PARTIE 1 – Harold m’a laissé le seul bien dont ses enfants se moquaient, et l’enveloppe scellée chez Bernard a prouvé qu’il savait exactement pourquoi cette terre « sans valeur » comptait #5

La date inscrite sur l’enveloppe était le 17 janvier.

L’écriture d’Harold penchait légèrement vers la droite, comme toujours quand la dialyse lui laissait les mains trop faibles. Mon prénom était écrit en grandes lettres sur le devant.

DOREEN.

Bernard Skiles ne toucha plus l’enveloppe après l’avoir fait glisser vers moi sur son bureau.

« Ouvre-la. »

Je passai un doigt sur l’écriture d’Harold.

Le cabinet était silencieux, à part le vieux radiateur qui cliquetait derrière la bibliothèque de Bernard.

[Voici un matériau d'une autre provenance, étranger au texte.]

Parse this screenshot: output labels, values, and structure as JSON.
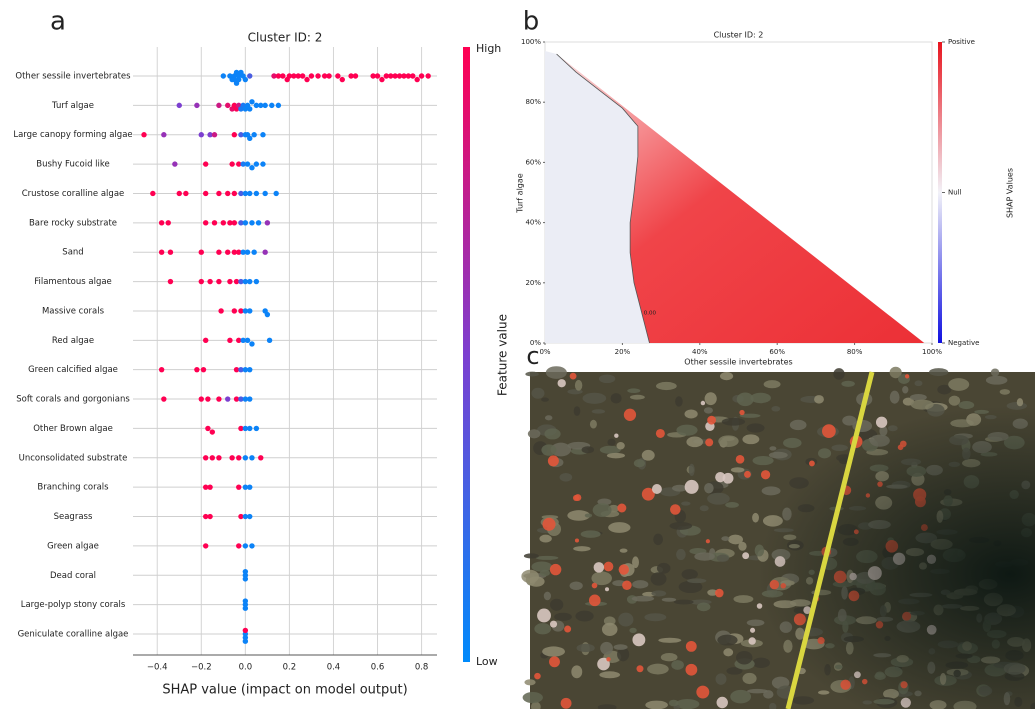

J’entendais encore Denise rire sur le parking du tribunal des successions la veille.

Dix acres de mauvaises herbes et une caravane brûlée.

Prends-le comme un compliment.

J’ouvris l’enveloppe.

À l’intérieur, il y avait une lettre manuscrite, trois copies de plans de géomètre et une courte note signée par Harold devant Bernard et un autre témoin.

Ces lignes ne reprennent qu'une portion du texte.